Contracts often seek to appoint third parties as the principal or main contractors. However, the appointment of a principal or main contractor will not absolve a university of its WHS responsibilities. A university will retain WHS duties for those matters over which it retains management or control. A university should consult with the principal or main contractor on how WHS risks associated with the project will be managed, particularly if a construction project is carried out on campus and in close proximity to university operations.
When is it ok to rely on contractors?
The provisions discussed above do not preclude universities from relying on contractors or service providers for the management of some WHS matters, when it is appropriate to do so. Indeed, in Baiada Poultry Pty Ltd v The Queen  HCA 14 (Baiada) Heydon J stated that:
"In some circumstances, the employment of independent contractors may be the only reasonably practicable way of ensuring and maintaining a safe working environment."
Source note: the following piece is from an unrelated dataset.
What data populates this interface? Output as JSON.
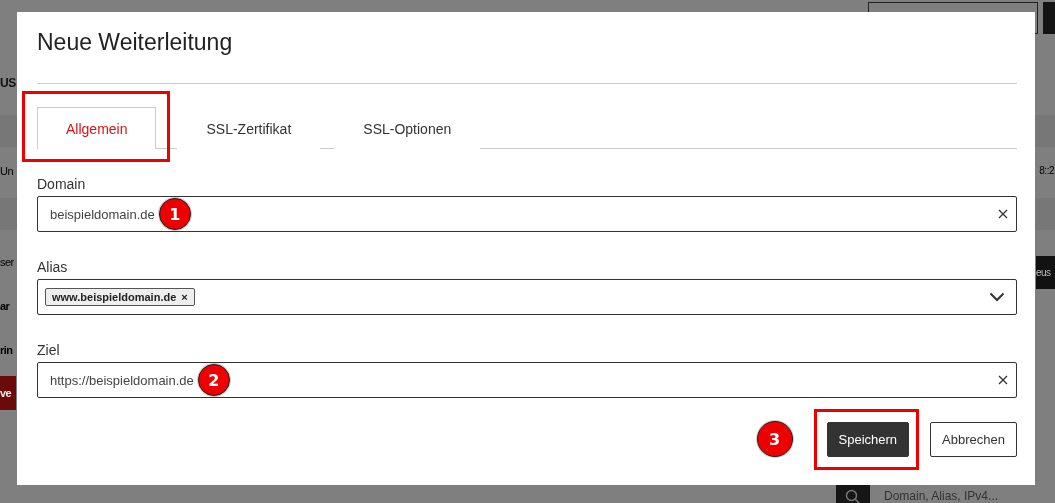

The challenge for universities it to understand when they need to take responsibility for WHS, and manage the work undertaken by contractors and service providers, and when they need to take on a monitoring role. The appropriate approach will depend on a range of factors, including:
What does this mean for universities?
- Contractual terms should never be relied on as a guarantee that WHS risks will be effectively managed by a contractor or service provider. Universities should continue to use contractual terms to provide maximum protection from WHS liability, but there are limits to the extent to which such terms will be effective in the event of an incident. WHS risks and potential liabilities for a university can also be managed through:
- carefully selecting appropriately qualified and skilled contractors and service providers
- understanding the scope of work and how it may be impacted by or impact on the university's operations
- understanding who will have day-to-day control over the work or services and the workers
- training university personnel on the extent of the university's WHS obligations
- consulting with other duty holders
- having appropriate WHS policies and protocols in place, and
- appropriately managing or monitoring the work or services.
The content of this article is intended to provide a general guide to the subject matter. Specialist advice should be sought about your specific circumstances.